Louvemos Neruda pelos gestos perenes 
de salvar um carneiro da morte, 
uma rosa da escuridão e muitos, 
centenas de amigos, 
do cárcere infecto e da bofetada humilhante. 

Saudemos Neruda 
com uma taça de beija-flores. 


XIV (sursum corda habemus) 


O giro vesperal das andorinhas 
sobrevoa os transcursos das cordilheiras; 
paira, depois, sobre os telhados gastos 
pelo mofo dos armários vazios 
e o esquecimento das chuvas. 
Elas tomam as sereias de tuas falanges, 
dedilham a ira dos terremotos. 
Mais do que nunca teu coração vacila, 
mas sente-se pleno em curtir a polêmica união 
entre o Ocidente dos filósofos 
e a pátria dos cardos ensolarados. 
Terá sido esta a pausa dos monumentos, 
o tremor que se estabiliza nos ossos, 
a reflexão que se deixou cair das pálpebras de água 
no enterro dos navios. 

Uma sombra te acompanha desde que nasceste, 
orográfico e triste, 
de pais que vestiam a paisagem dos trens de ferro 
com os andrajos da mulher de Bolívar, 
a insepulta de Paita. 
Teus versos são lições de uma geografia da alma, 
rochedos floridos de ternura. 
Soltos na madrugada, 
eles rastreiam fragrâncias, matizes, 
números e signos gravados na espuma 
e no cansaço das festas. 
São metáforas da hora incalculável, 
a incrível marca do passageiro. 

Depois das estradas, Neruda, 
o amor te concedera uma pausa, 
um silêncio neutro que irrompe dos tanques 
cobertos pelo trigo; 
uma pausa que pergunta a cada coisa 
se tem algo mais.
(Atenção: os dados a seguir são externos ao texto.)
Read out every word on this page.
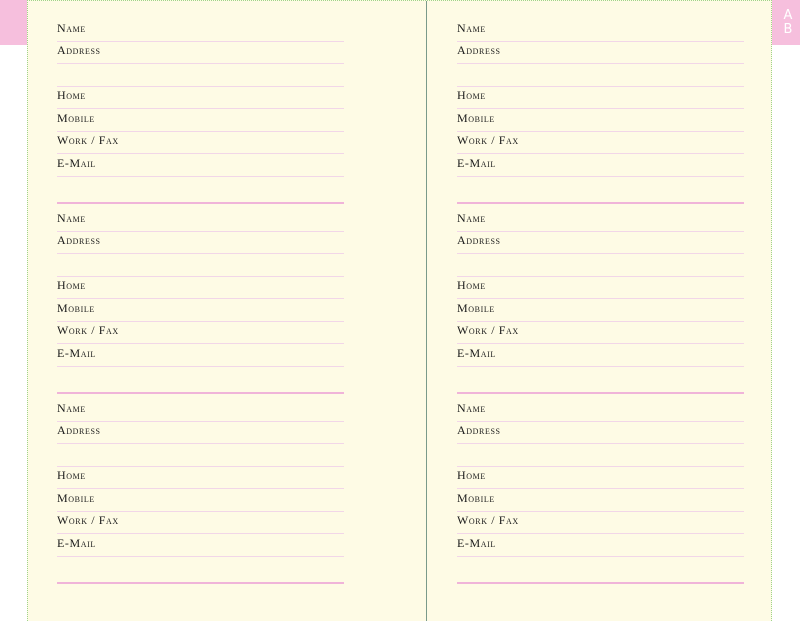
A
B
Name
Address
Home
Mobile
Work / Fax
E-Mail
Name
Address
Home
Mobile
Work / Fax
E-Mail
Name
Address
Home
Mobile
Work / Fax
E-Mail
Name
Address
Home
Mobile
Work / Fax
E-Mail
Name
Address
Home
Mobile
Work / Fax
E-Mail
Name
Address
Home
Mobile
Work / Fax
E-Mail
E a cada palavra 
endereça uma rosa. Neruda épico, lírico, 
e que tampouco deixa de seguir os passos noturnos 
de Lautrèamont, de Pascal e dos Três Mosqueteiros. 


Teus cantos são cantarias de luar, 
pólens de ouro e neblina. 
Oh América do Sul 


(Publicado no jornal O PÃO de Fortaleza-CE, Ano V-No. 36-em 13-12-1996). Atualizado em 2008).